Can we really “Save the Whales”?

 Save the Whales Man

I’m sure everyone who reads this can relate to the blank stares, the uncomfortable grunts and the general ambivalence of friends and family members reactions to your “Save the Whales” passion.  To them, it seems frivolous, perhaps unnecessary and certainly not real work.  Most probably think back to the 60’s and communes, long hair, and social distortion.

A flashback song to listen to while you read.

A historic ruling, a milestone reached

It would be hard to imagine how many people in dozens of countries around the world today are celebrating the victory of a historical ruling by the UN International Court of Justice against Japan’s “Research Whaling”.  Is it thousands, hundreds of thousands, maybe a million or more?  Because of social media, blogs, and instant TV reporting, every advocate around the world is tied instantly to the breaking news and can celebrate in a virtual community on Twitter and Facebook.  Mere hours after the announcement, Captain Paul Watson’s formal reaction already had a mind blowing 13 thousand likes and several thousand shares.  And rightly so as Sea Shepherd has been chasing ‘illegal’ Japan Whalers around the ocean for years.  That was just one post of dozens that hit the web in a matter of hours.  Every major newspaper had written basically the same 8 paragraphs summing up the case, the ruling and the anticipated reaction by the Japanese.  After years of hard work, on this day, whales were saved.  But what is the implication to the greater conservancy?

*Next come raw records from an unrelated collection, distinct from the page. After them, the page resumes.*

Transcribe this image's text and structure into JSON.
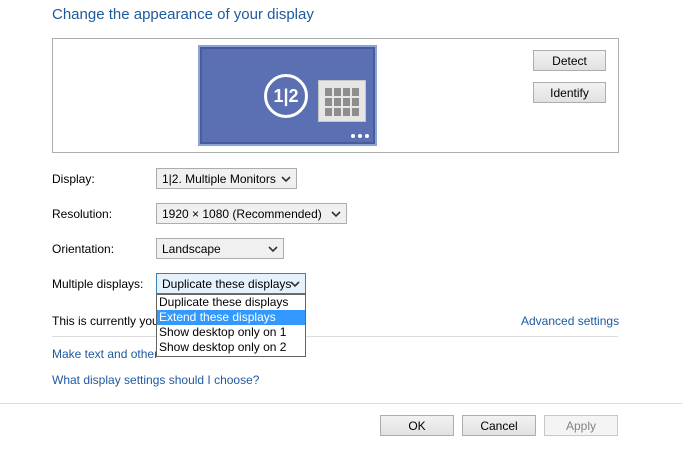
{
  "page": {
    "title": "Change the appearance of your display"
  },
  "preview": {
    "monitor_label": "1|2",
    "buttons": {
      "detect": "Detect",
      "identify": "Identify"
    }
  },
  "fields": {
    "display": {
      "label": "Display:",
      "value": "1|2. Multiple Monitors"
    },
    "resolution": {
      "label": "Resolution:",
      "value": "1920 × 1080 (Recommended)"
    },
    "orientation": {
      "label": "Orientation:",
      "value": "Landscape"
    },
    "multiple_displays": {
      "label": "Multiple displays:",
      "value": "Duplicate these displays",
      "options": [
        "Duplicate these displays",
        "Extend these displays",
        "Show desktop only on 1",
        "Show desktop only on 2"
      ],
      "highlighted_index": 1
    }
  },
  "status": {
    "text": "This is currently you",
    "advanced_link": "Advanced settings"
  },
  "links": {
    "make_text": "Make text and other",
    "which_settings": "What display settings should I choose?"
  },
  "footer": {
    "ok": "OK",
    "cancel": "Cancel",
    "apply": "Apply"
  },
  "colors": {
    "link": "#1e5aa0",
    "selection": "#3399ff",
    "monitor": "#5b6fb3"
  }
}
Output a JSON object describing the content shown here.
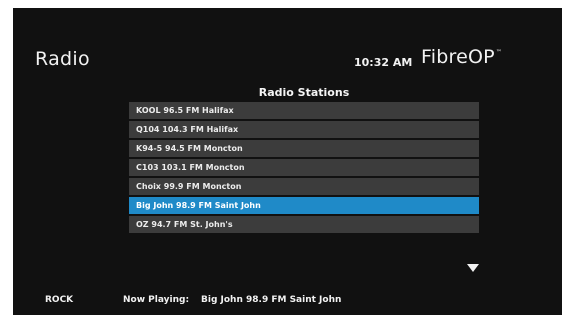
{
  "header": {
    "title": "Radio",
    "time": "10:32 AM",
    "brand": "FibreOP",
    "brand_mark": "™"
  },
  "list": {
    "title": "Radio Stations",
    "stations": [
      {
        "label": "KOOL 96.5 FM Halifax",
        "selected": false
      },
      {
        "label": "Q104 104.3 FM Halifax",
        "selected": false
      },
      {
        "label": "K94-5 94.5 FM Moncton",
        "selected": false
      },
      {
        "label": "C103 103.1 FM Moncton",
        "selected": false
      },
      {
        "label": "Choix 99.9 FM Moncton",
        "selected": false
      },
      {
        "label": "Big John 98.9 FM Saint John",
        "selected": true
      },
      {
        "label": "OZ 94.7 FM St. John's",
        "selected": false
      }
    ],
    "scroll_icon": "triangle-down-icon"
  },
  "footer": {
    "genre": "ROCK",
    "now_playing_label": "Now Playing:",
    "now_playing_value": "Big John 98.9 FM Saint John"
  },
  "colors": {
    "background": "#111111",
    "row": "#3c3c3c",
    "selected_row": "#1f8ac8",
    "text": "#f2f2f2"
  }
}
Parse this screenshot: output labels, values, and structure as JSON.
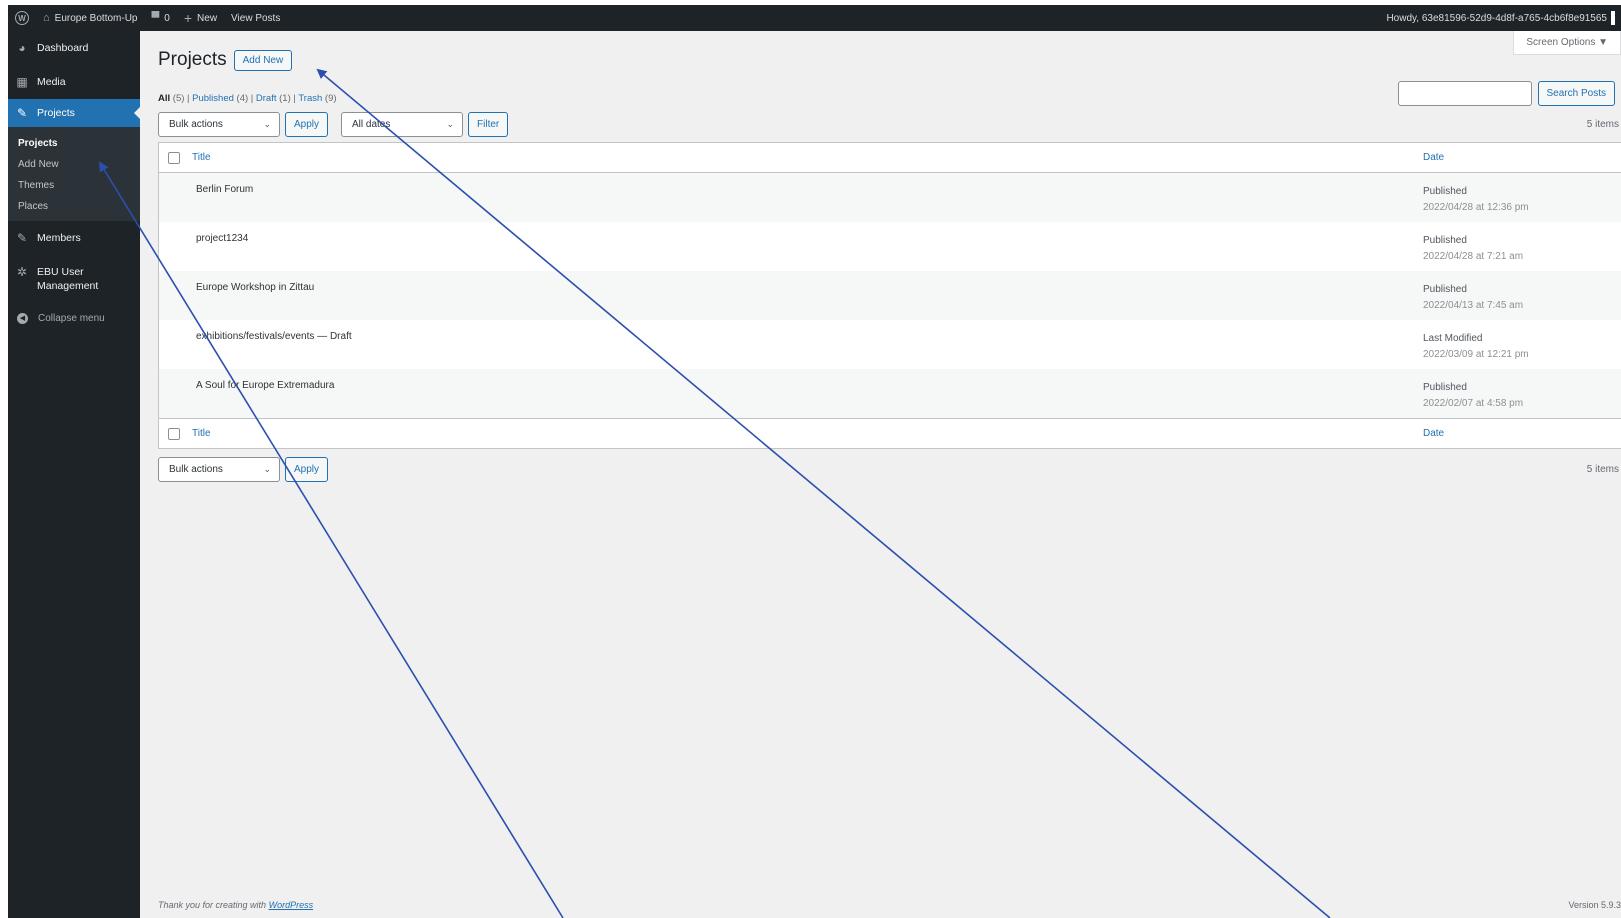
{
  "admin_bar": {
    "site_name": "Europe Bottom-Up",
    "comments_count": "0",
    "new_label": "New",
    "view_posts_label": "View Posts",
    "howdy_text": "Howdy, 63e81596-52d9-4d8f-a765-4cb6f8e91565"
  },
  "sidebar": {
    "dashboard": "Dashboard",
    "media": "Media",
    "projects": "Projects",
    "submenu": [
      "Projects",
      "Add New",
      "Themes",
      "Places"
    ],
    "members": "Members",
    "ebu_user_management": [
      "EBU User",
      "Management"
    ],
    "collapse": "Collapse menu"
  },
  "header": {
    "screen_options": "Screen Options ▼",
    "title": "Projects",
    "add_new": "Add New"
  },
  "views": {
    "all": "All",
    "all_count": "(5)",
    "published": "Published",
    "published_count": "(4)",
    "draft": "Draft",
    "draft_count": "(1)",
    "trash": "Trash",
    "trash_count": "(9)"
  },
  "search": {
    "button": "Search Posts"
  },
  "top_nav": {
    "bulk_actions": "Bulk actions",
    "apply": "Apply",
    "dates": "All dates",
    "filter": "Filter",
    "items": "5 items"
  },
  "table": {
    "col_title": "Title",
    "col_date": "Date",
    "rows": [
      {
        "title": "Berlin Forum",
        "status": "Published",
        "date": "2022/04/28 at 12:36 pm"
      },
      {
        "title": "project1234",
        "status": "Published",
        "date": "2022/04/28 at 7:21 am"
      },
      {
        "title": "Europe Workshop in Zittau",
        "status": "Published",
        "date": "2022/04/13 at 7:45 am"
      },
      {
        "title": "exhibitions/festivals/events — Draft",
        "status": "Last Modified",
        "date": "2022/03/09 at 12:21 pm"
      },
      {
        "title": "A Soul for Europe Extremadura",
        "status": "Published",
        "date": "2022/02/07 at 4:58 pm"
      }
    ]
  },
  "bottom_nav": {
    "bulk_actions": "Bulk actions",
    "apply": "Apply",
    "items": "5 items"
  },
  "footer": {
    "thanks_prefix": "Thank you for creating with",
    "wordpress": "WordPress",
    "version": "Version 5.9.3"
  },
  "colors": {
    "admin_dark": "#1d2327",
    "accent": "#2271b1",
    "annotation_arrow": "#2b4fae"
  }
}
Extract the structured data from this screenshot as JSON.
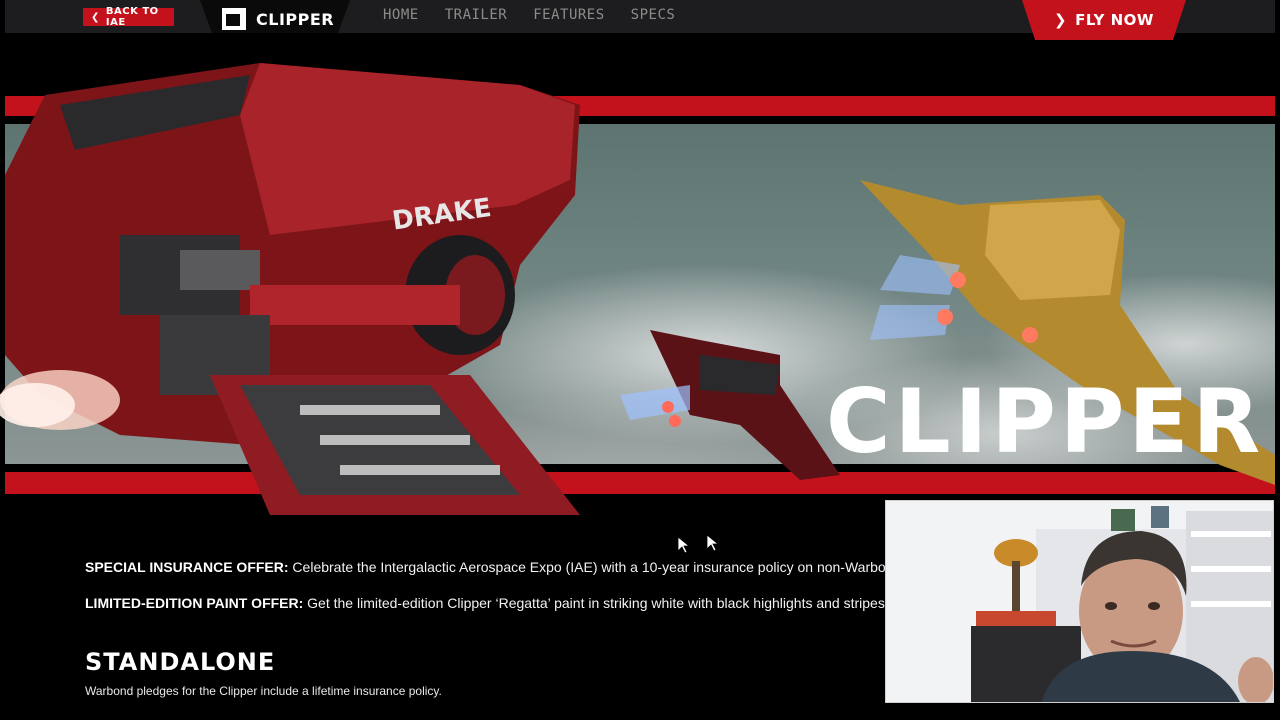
{
  "header": {
    "back_label": "BACK TO IAE",
    "brand_name": "CLIPPER",
    "nav": [
      "HOME",
      "TRAILER",
      "FEATURES",
      "SPECS"
    ],
    "cta_label": "FLY NOW"
  },
  "hero": {
    "ship_brand": "DRAKE",
    "title": "CLIPPER"
  },
  "offers": [
    {
      "label": "SPECIAL INSURANCE OFFER:",
      "text": " Celebrate the Intergalactic Aerospace Expo (IAE) with a 10-year insurance policy on non-Warbo"
    },
    {
      "label": "LIMITED-EDITION PAINT OFFER:",
      "text": " Get the limited-edition Clipper ‘Regatta’ paint in striking white with black highlights and stripes"
    }
  ],
  "section": {
    "title": "STANDALONE",
    "description": "Warbond pledges for the Clipper include a lifetime insurance policy."
  },
  "colors": {
    "accent": "#c4121d",
    "background": "#000000",
    "nav_bar": "#1d1d1f"
  },
  "icons": {
    "back": "chevron-left-icon",
    "cta": "chevron-right-icon",
    "brand": "clipper-logo-icon"
  }
}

SeaWorld might want to observe their own Rhetoric

Conservation per SeaWorld

SeaWorld claims that without them, no one would know or care about orcas.  Yet this  celebrated ruling focused on Minke whales that probably very few people in the world have ever seen in person, or even on video.  These whales certainly haven’t been seen pushing a man out of pool and high into the air.  Humpback and blue whales have been the fascination of millions of people and the focus of whale watching trips world wide for decades, yet not one has ever been taught to drench the audience in water with a fluke splash.  A deeper lesson has presented itself here, one that should make SeaWorld shudder.

Nothing of value learned by the study of whales in Tanks

SeaWorld-statement-re-study-on-captive-and-Endangered-SRKW

SeaWorld wiped out over half of the SRKW with captures for display

The people of the world do care, and they do act.  NGOs, groups of advocates, and even solitary people taking to social media to support the actions of the more influential are truly the change agents in the conservancy world.  SeaWorld didn’t hold Japan accountable, conservationists working through Australia did.  SeaWorld did not prepare the scientific data necessary to persuade the court, conservationists and NGOs did.  For decade’s groups such as the WDC, EII, Orca Institute and others have been in the field, in the water, and in the courts practicing what they preach.  They photograph, log, count, take samples and catalogue entire populations.  They beg for a few bucks to keep fuel in the ships and food on the plates of the volunteers. They are ‘Saving the Whales’ and are supported by hundreds of thousands of us through our time, our voice and our money.

“No one in the world does more than us”, SeaWorld claims.  Today proved that SeaWorld isn’t even in the conversation and that yes, despite the ambivalence of some we CAN save the whales.  The orcas in the tanks at SeaWorld included.